Make my joy complete: be of the same mind, have the same love, be of one mind

~Philippians 2

My Dad used to say that any organization that needs to include the word “united” in its name probably isn’t.

Over the next two or three years our denomination will figure out whether we are able to stay together, or whether we need to find an amicable way to split the church. The issue, of course, is the anti-LGBTQ language that is still in the United Methodist Church’s Book of Discipline, decades after it was first inserted.umc-general-conference-2016

It’s not as though everything has remained static.  The gulf dividing conservatives and progressives in the UMC has deepened and widened.  Those of us on the left have chosen a way of ‘Biblical faithfulness’, going about the ministry of the church as though our denominational polity were already as inclusive and just as the love of Jesus.

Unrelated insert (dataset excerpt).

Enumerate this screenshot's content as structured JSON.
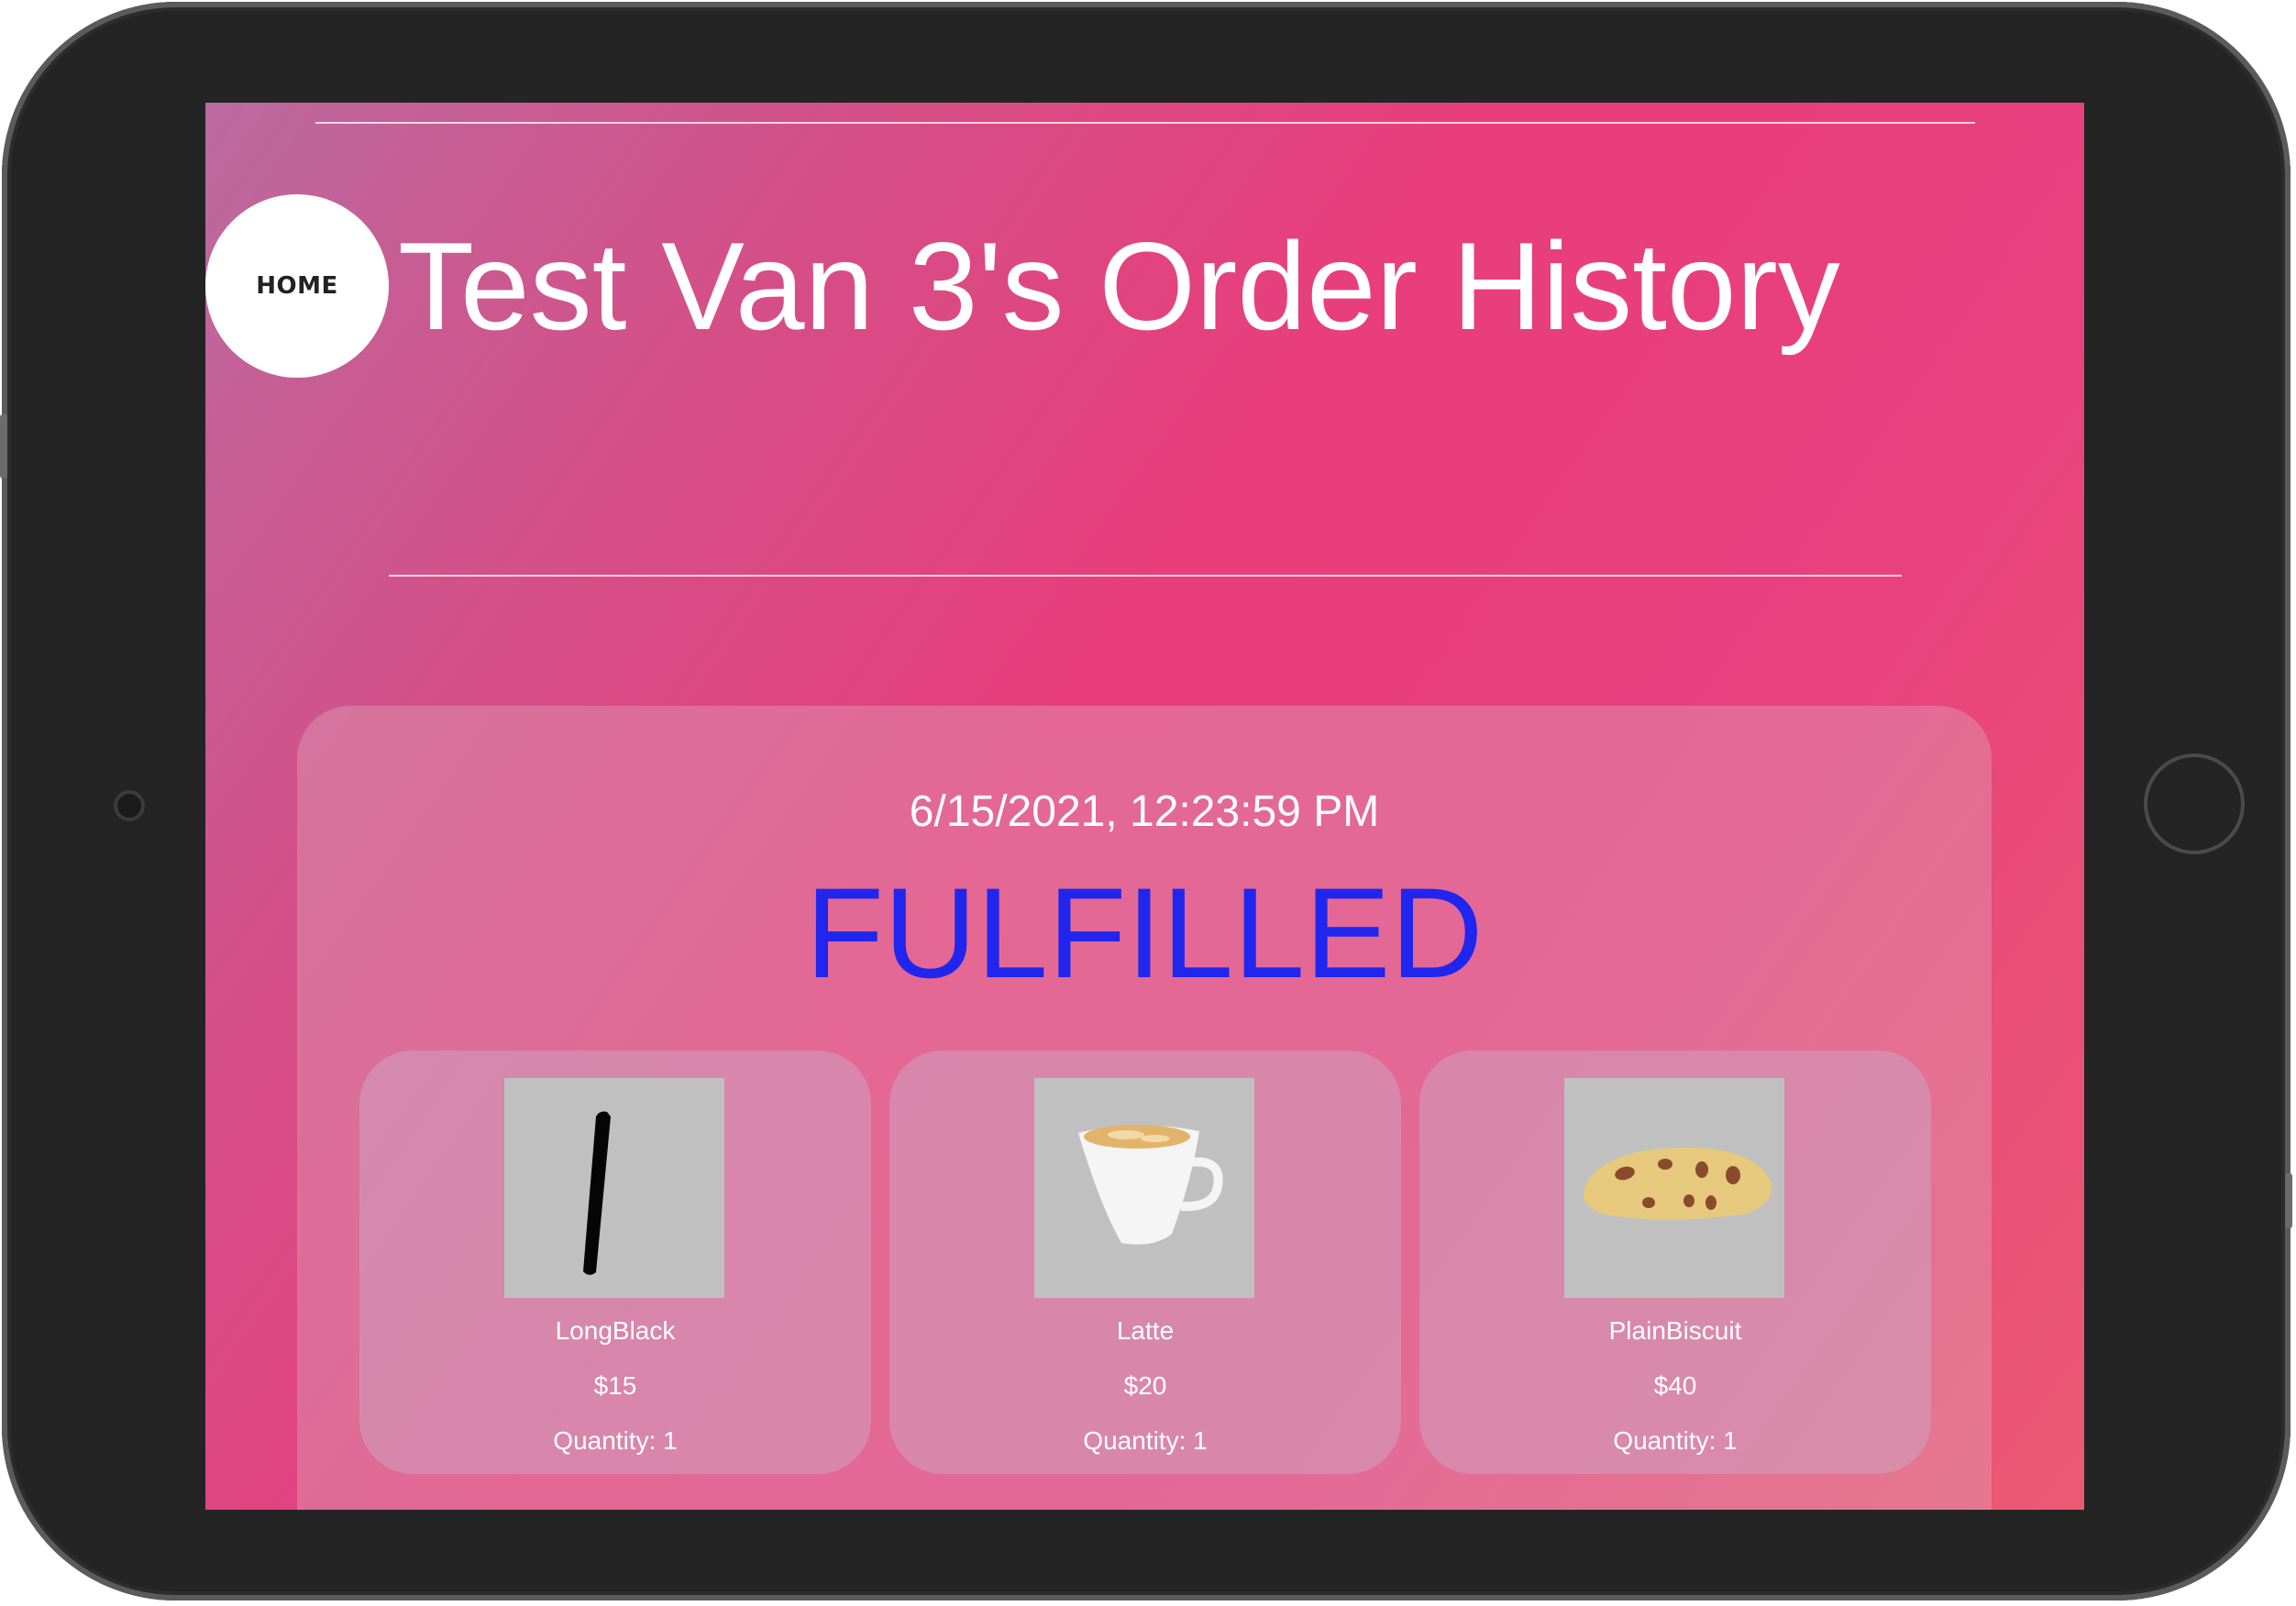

Congregations like ours have decided that all people should be able to marry in our churches, should they so choose.  Our New York Conference has shown its willingness to commission and ordain LGBTQ clergy who are called by God; our bishops have appointed them to congregations where their gifts and graces for ministry are deeply appreciated.  Last year, our friends in the Western Jurisdiction followed the Holy Spirit and elected the UMC’s first out lesbian bishop.

Those on the right have reacted strongly to these actions, banding together into the Wesleyan Covenant Association.  Several conservative churches have been allowed to leave the denomination, taking their property with them.

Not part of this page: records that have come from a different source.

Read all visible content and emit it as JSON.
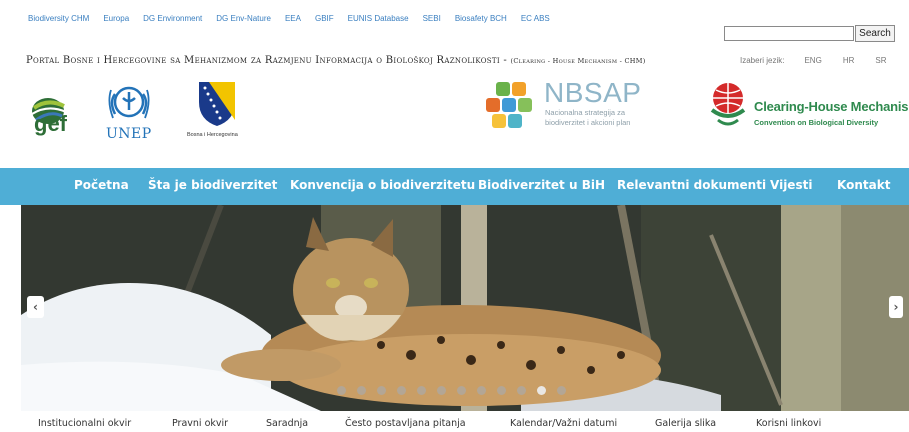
{
  "top_links": [
    "Biodiversity CHM",
    "Europa",
    "DG Environment",
    "DG Env-Nature",
    "EEA",
    "GBIF",
    "EUNIS Database",
    "SEBI",
    "Biosafety BCH",
    "EC ABS"
  ],
  "search": {
    "value": "",
    "button_label": "Search"
  },
  "portal_title": "Portal Bosne i Hercegovine sa Mehanizmom za Razmjenu Informacija o Biološkoj Raznolikosti - ",
  "portal_title_sub": "(Clearing - House Mechanism - CHM)",
  "language": {
    "label": "Izaberi jezik:",
    "options": [
      "ENG",
      "HR",
      "SR"
    ]
  },
  "logos": {
    "gef": "gef",
    "unep": "UNEP",
    "bih": "Bosna i Hercegovina",
    "nbsap_title": "NBSAP",
    "nbsap_sub": "Nacionalna strategija za biodiverzitet i akcioni plan",
    "chm_title": "Clearing-House Mechanism",
    "chm_sub": "Convention on Biological Diversity"
  },
  "nav": [
    "Početna",
    "Šta je biodiverzitet",
    "Konvencija o biodiverzitetu",
    "Biodiverzitet u BiH",
    "Relevantni dokumenti",
    "Vijesti",
    "Kontakt"
  ],
  "slider": {
    "prev_label": "‹",
    "next_label": "›",
    "dot_count": 12,
    "active_dot": 10
  },
  "bottom_links": [
    "Institucionalni okvir",
    "Pravni okvir",
    "Saradnja",
    "Često postavljana pitanja",
    "Kalendar/Važni datumi",
    "Galerija slika",
    "Korisni linkovi"
  ],
  "colors": {
    "nav_bg": "#4faed6",
    "link": "#3a7fc0",
    "chm_green": "#2f8a4e",
    "unep_blue": "#2373b8"
  }
}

Somewhere in the middle has emerged a new group, the ‘Uniting Methodist Movement’. This group has urged restraint on both sides, to neither prohibit nor compel discrimination on the basis of sexual orientation. They issued this statement:

We urge our communities to affirm the reality that God’s grace can lead all people of any sexual orientation toward greater holiness. We call all of us to uphold our covenantal bonds with each other as we practice the difficult work of mutual love of neighbor. We urge all of us to uphold Christian marriage as a covenant between two faithful people in a relationship of self-giving love. We urge all our actions to reflect the love that Christ has shown us, and we encourage all to assume the best intentions in others – to understand that we are all striving towards perfection, even in our disagreements.

As the UM Queer Clergy Caucus points out, though, this effort at preserving unity at the cost of allowing (but not requiring) discrimination will lead to a divided United Methodist Church. How is that unity?

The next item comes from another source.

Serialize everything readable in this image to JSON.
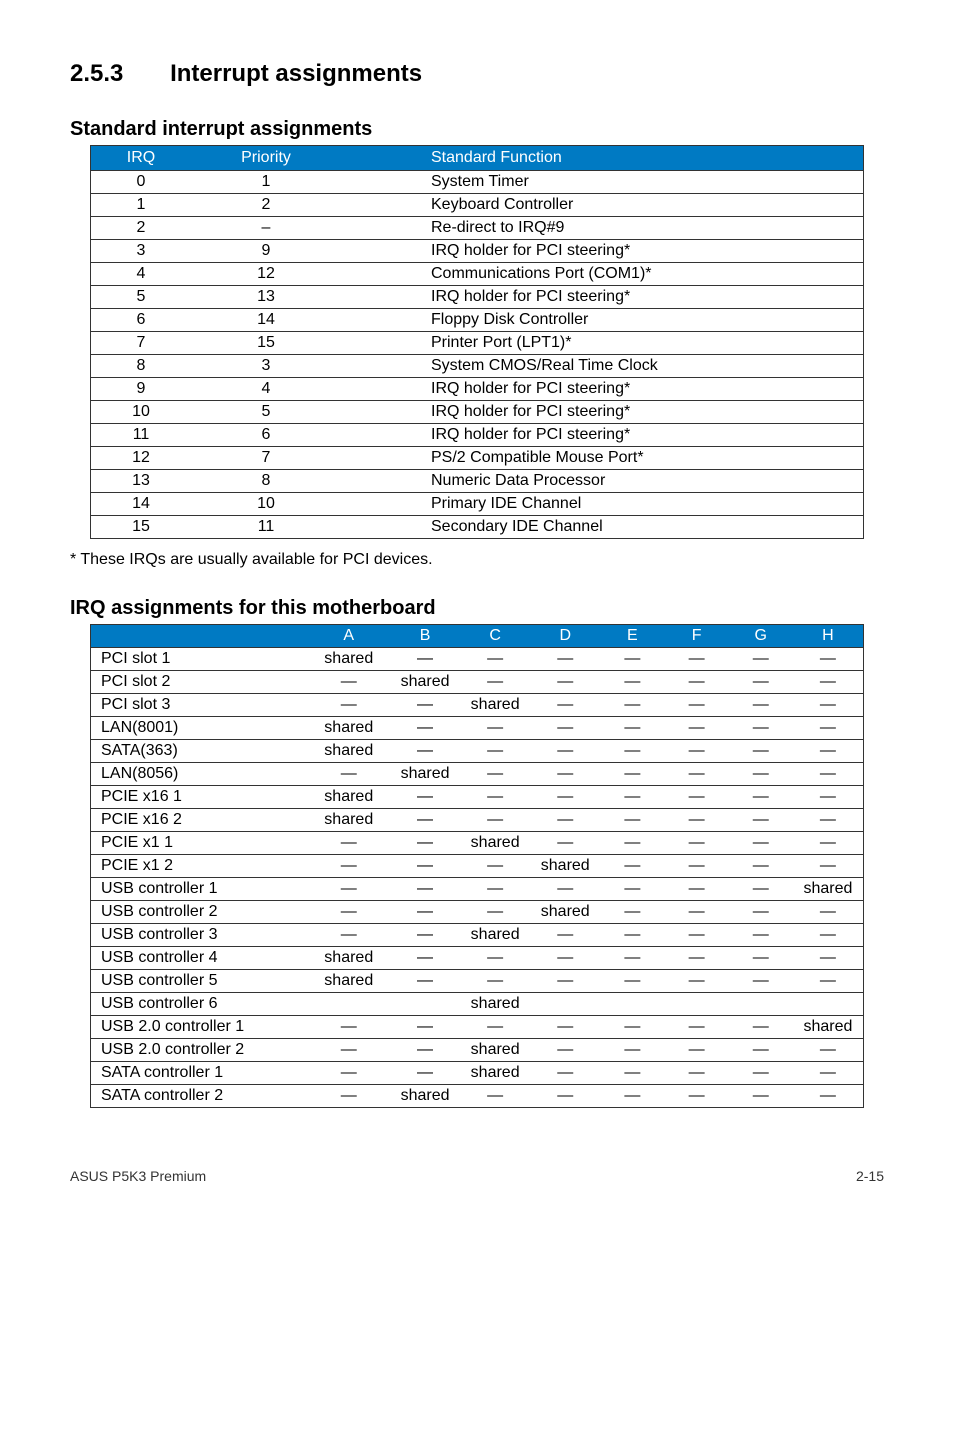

Meanwhile, a ‘Commission On the Way Forward’ is expected to report its recommendations to the Council of Bishops in the coming year.  I find it hard to imagine they will find a way out of our predicament. But we live in hope.

I pledge to keep you informed of twists and turns along the way.  It is possible that churches like ours will face a difficult and complex choice: to stay within a conflicted denomination, or somehow to join with others in the progressive Methodist movement in forming a church that testifies to the inclusive love of Jesus Christ.